Ideally when dealing with objects, you interact with them through an interface anyway, and the more you do this (and have dependencies wired through DI), the less you actually have to deal with constructors yourself. In the ideal situation, your code doesn't deal with or even ever create concrete instances of classes; so it just gets given an IFoo through DI, without worrying about what the constructor of FooImpl indicates it needs to do its job, and in fact without even being aware of FooImpl's existance. From this point of view, the encapsulation is perfect.

This is an opinion of course, but to my mind DI doesn't necessarily violate encapsulation and in fact can help it by centralising all of the necessary knowledge of internals into one place. Not only is this a good thing in itself, but even better this place is outside your own codebase, so none of the code you write needs to know about classes' dependencies.


This exposes the dependency being injected and violates the OOP principle of encapsulation.

Well, frankly speaking, everything violates encapsulation. :) It's a kind of a tender principle that must be treated well.

So, what violates encapsulation?

Inheritance does.

"Because inheritance exposes a subclass to details of its parent's implementation, it's often said that 'inheritance breaks encapsulation'". (Gang of Four 1995:19)

Aspect-oriented programming does. For example, you register onMethodCall() callback and that gives you a great opportunity to inject code to the normal method evaluation, adding strange side-effects etc.

Friend declaration in C++ does.

Class extention in Ruby does. Just redefine a string method somewhere after a string class was fully defined.

Well, a lot of stuff does.

Encapsulation is a good and important principle.

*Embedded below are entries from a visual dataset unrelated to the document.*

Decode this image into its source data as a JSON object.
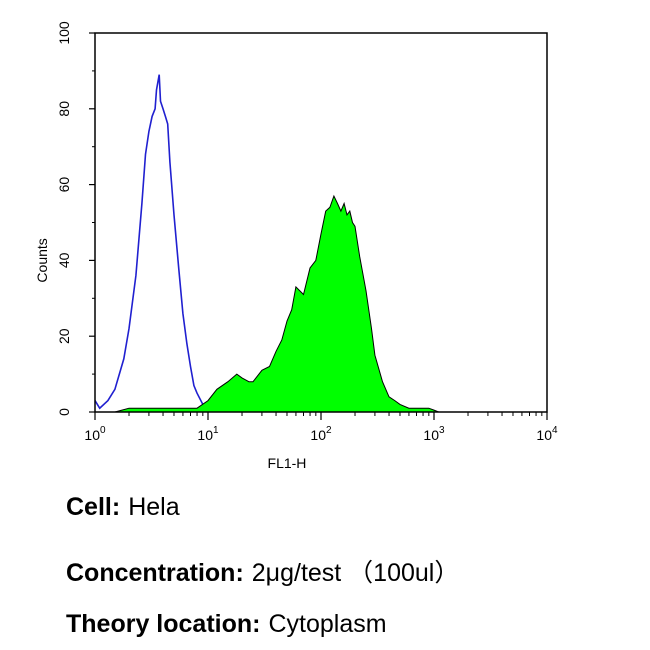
{
  "chart_data": {
    "type": "area",
    "xlabel": "FL1-H",
    "ylabel": "Counts",
    "x_scale": "log",
    "xlim": [
      1,
      10000
    ],
    "ylim": [
      0,
      100
    ],
    "x_ticks": [
      {
        "base": "10",
        "exp": "0",
        "value": 1
      },
      {
        "base": "10",
        "exp": "1",
        "value": 10
      },
      {
        "base": "10",
        "exp": "2",
        "value": 100
      },
      {
        "base": "10",
        "exp": "3",
        "value": 1000
      },
      {
        "base": "10",
        "exp": "4",
        "value": 10000
      }
    ],
    "y_ticks": [
      "0",
      "20",
      "40",
      "60",
      "80",
      "100"
    ],
    "grid": false,
    "series": [
      {
        "style": "outline",
        "color": "#2020d0",
        "x": [
          1.0,
          1.1,
          1.3,
          1.5,
          1.8,
          2.0,
          2.3,
          2.6,
          2.8,
          3.0,
          3.2,
          3.4,
          3.5,
          3.7,
          3.8,
          4.0,
          4.2,
          4.4,
          4.6,
          5.0,
          5.5,
          6.0,
          6.5,
          7.0,
          7.5,
          8.0,
          9.0,
          10.0
        ],
        "y": [
          3,
          1,
          3,
          6,
          14,
          22,
          36,
          55,
          68,
          74,
          78,
          80,
          85,
          89,
          82,
          80,
          78,
          76,
          66,
          52,
          38,
          26,
          18,
          12,
          7,
          5,
          2,
          1
        ]
      },
      {
        "style": "filled",
        "color": "#00ff00",
        "x": [
          1.0,
          1.5,
          2.0,
          3.0,
          5.0,
          8.0,
          10,
          12,
          15,
          18,
          20,
          23,
          25,
          30,
          35,
          40,
          45,
          50,
          55,
          60,
          70,
          80,
          90,
          100,
          110,
          120,
          130,
          140,
          150,
          160,
          170,
          180,
          190,
          200,
          220,
          250,
          280,
          300,
          350,
          400,
          450,
          500,
          600,
          700,
          800,
          900,
          1000,
          1100,
          1300
        ],
        "y": [
          0,
          0,
          1,
          1,
          1,
          1,
          3,
          6,
          8,
          10,
          9,
          8,
          8,
          11,
          12,
          16,
          19,
          24,
          27,
          33,
          31,
          38,
          40,
          47,
          53,
          54,
          57,
          55,
          53,
          55,
          52,
          53,
          50,
          49,
          41,
          32,
          22,
          15,
          8,
          4,
          3,
          2,
          1,
          1,
          1,
          1,
          0.5,
          0,
          0
        ]
      }
    ]
  },
  "info": {
    "cell": {
      "label": "Cell:",
      "value": "Hela"
    },
    "concentration": {
      "label": "Concentration:",
      "value": "2μg/test （100ul）"
    },
    "theory_location": {
      "label": "Theory location:",
      "value": "Cytoplasm"
    }
  }
}
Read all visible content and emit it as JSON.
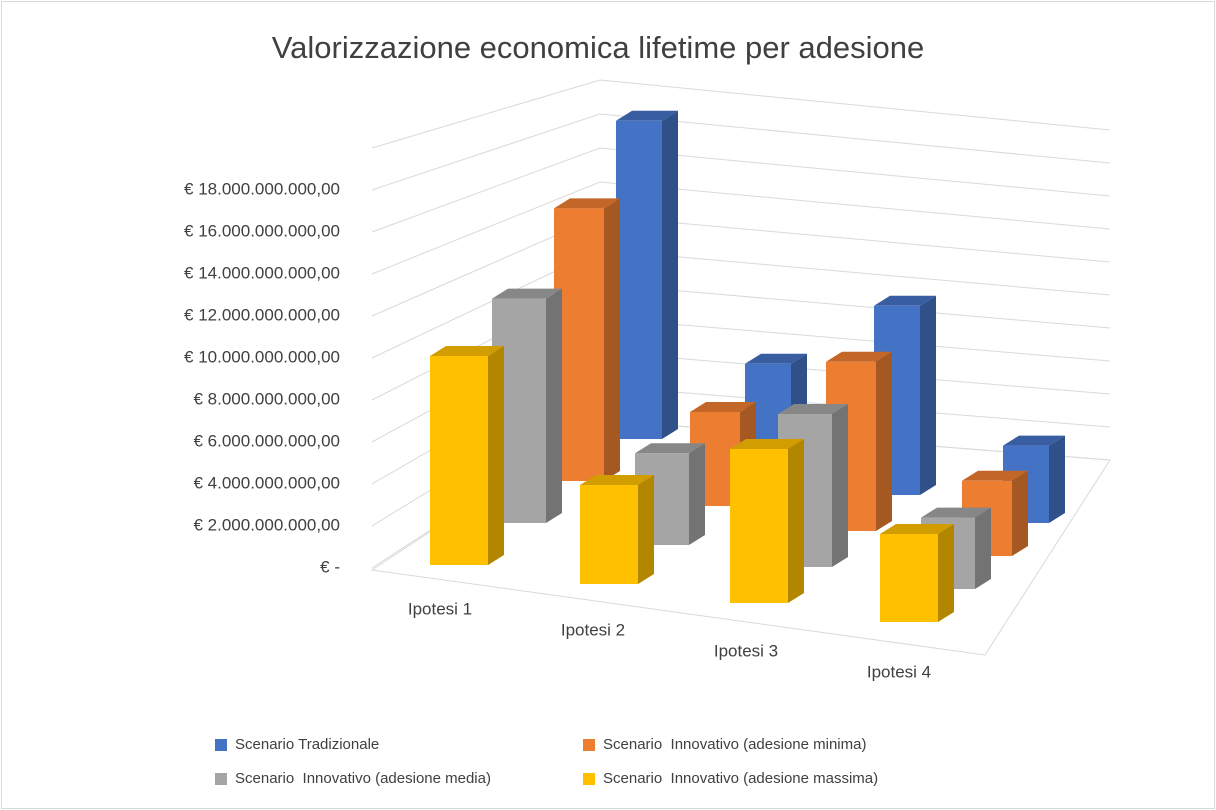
{
  "chart_data": {
    "type": "bar3d",
    "title": "Valorizzazione economica lifetime per adesione",
    "categories": [
      "Ipotesi 1",
      "Ipotesi 2",
      "Ipotesi 3",
      "Ipotesi 4"
    ],
    "series": [
      {
        "name": "Scenario Tradizionale",
        "color": "#4472c4",
        "values": [
          18500000000,
          6000000000,
          11000000000,
          4500000000
        ]
      },
      {
        "name": "Scenario  Innovativo (adesione minima)",
        "color": "#ed7d31",
        "values": [
          14500000000,
          5000000000,
          9000000000,
          4000000000
        ]
      },
      {
        "name": "Scenario  Innovativo (adesione media)",
        "color": "#a5a5a5",
        "values": [
          11000000000,
          4500000000,
          7500000000,
          3500000000
        ]
      },
      {
        "name": "Scenario  Innovativo (adesione massima)",
        "color": "#ffc000",
        "values": [
          9500000000,
          4500000000,
          7000000000,
          4000000000
        ]
      }
    ],
    "ylim": [
      0,
      20000000000
    ],
    "yticks": [
      {
        "value": 0,
        "label": "€ -"
      },
      {
        "value": 2000000000,
        "label": "€ 2.000.000.000,00"
      },
      {
        "value": 4000000000,
        "label": "€ 4.000.000.000,00"
      },
      {
        "value": 6000000000,
        "label": "€ 6.000.000.000,00"
      },
      {
        "value": 8000000000,
        "label": "€ 8.000.000.000,00"
      },
      {
        "value": 10000000000,
        "label": "€ 10.000.000.000,00"
      },
      {
        "value": 12000000000,
        "label": "€ 12.000.000.000,00"
      },
      {
        "value": 14000000000,
        "label": "€ 14.000.000.000,00"
      },
      {
        "value": 16000000000,
        "label": "€ 16.000.000.000,00"
      },
      {
        "value": 18000000000,
        "label": "€ 18.000.000.000,00"
      }
    ],
    "grid": true,
    "legend": "bottom"
  }
}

But not the only one.

switch (principle)
{
      case encapsulation:
           if (there_is_a_reason)
      break!
}

Yes, DI violates encapsulation (also known as "information hiding").

But the real problem comes when developers use it as an excuse to violate the KISS (Keep It Short and Simple) and YAGNI (You Ain't Gonna Need It) principles.

Personally, I prefer simple and effective solutions. I mostly use the "new" operator to instantiate stateful dependencies whenever and wherever they are needed. It is simple, well encapsulated, easy to understand, and easy to test. So, why not?